Disc Disease

Percutaneous injection of autologous bone marrow concentrate cells significantly reduces lumbar discogenic pain through 12 months.

Degenerative disc disease (DDD) induces chronic back pain with limited nonsurgical options. In this open label pilot study, 26 patients (median age 40 years; range 18-61) received autologous bone marrow concentrate (BMC) disc injections (13 one level, 13 two levels). Pretreatment Oswestry disability index (ODI) and visual analog scale (VAS) were performed to establish baseline pain scores (average 56.5 and 79.3, respectively), while magnetic resonance imaging was independently scored according to the modified Pfirrmann scale.
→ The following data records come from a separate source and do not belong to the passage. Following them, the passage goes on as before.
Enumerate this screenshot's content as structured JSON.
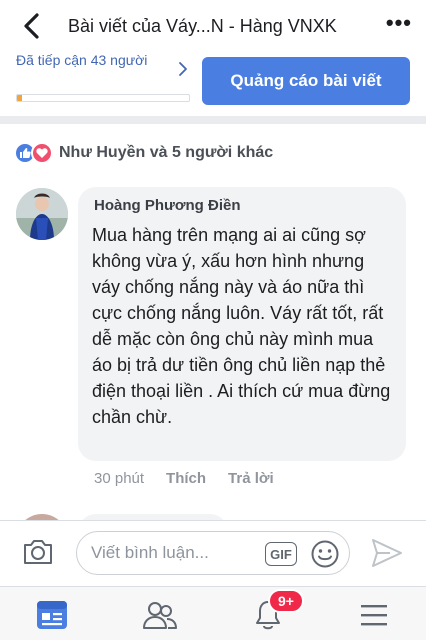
{
  "header": {
    "title": "Bài viết của Váy...N - Hàng VNXK",
    "back_icon": "chevron-left-icon",
    "more_icon": "more-dots-icon",
    "more_label": "•••"
  },
  "reach": {
    "text": "Đã tiếp cận 43 người",
    "progress_fraction": 0.03,
    "promote_label": "Quảng cáo bài viết"
  },
  "reactions": {
    "icons": [
      "like-icon",
      "love-icon"
    ],
    "text": "Như Huyền và 5 người khác"
  },
  "comment": {
    "author": "Hoàng Phương Điền",
    "text": "Mua hàng trên mạng ai ai cũng sợ không vừa ý, xấu hơn hình nhưng váy chống nắng này và áo nữa thì cực chống nắng luôn. Váy rất tốt, rất dễ mặc còn ông chủ này mình mua áo bị trả dư tiền ông chủ liền nạp thẻ điện thoại liền . Ai thích cứ mua đừng chần chừ.",
    "time": "30 phút",
    "like_label": "Thích",
    "reply_label": "Trả lời"
  },
  "composer": {
    "placeholder": "Viết bình luận...",
    "gif_label": "GIF"
  },
  "nav": {
    "items": [
      "news-feed-icon",
      "friends-icon",
      "notifications-icon",
      "menu-icon"
    ],
    "notification_badge": "9+"
  },
  "colors": {
    "accent": "#4a7ee0",
    "link": "#4267b2",
    "badge": "#f02849",
    "progress": "#f0a63a"
  }
}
Approximately 1 ml of BMC was analyzed for total nucleated cell (TNC) content, colony-forming unit-fibroblast (CFU-F) frequency, differentiation potential, and phenotype characterization. The average ODI and VAS scores were reduced to 22.8 and 29.2 at 3 months, 24.4 and 26.3 at 6 months, and 25.0 and 33.2 at 12 months, respectively (p ≤ .0001). Eight of twenty patients improved by one modified Pfirrmann grade at 1 year. The average BMC contained 121 × 10(6) TNC/ml with 2,713 CFU-F/ml (synonymous with mesenchymal stem cells). Although all subjects presented a substantial reduction in pain, patients receiving greater than 2,000 CFU-F/ml experienced a significantly faster and greater reduction in ODI and VAS. Subjects older than 40 years who received fewer than 2,000 CFU-F/ml experienced an average pain reduction of 33.7% (ODI) and 29.1% (VAS) at 12 months, while all other patients' average reduction was 69.5% (ODI, p = .03) and 70.6% (VAS, p = .01). This study provides evidence of safety and feasibility in the nonsurgical treatment of DDD with autologous BMC and indicates an effect of mesenchymal cell concentration on discogenic pain reduction.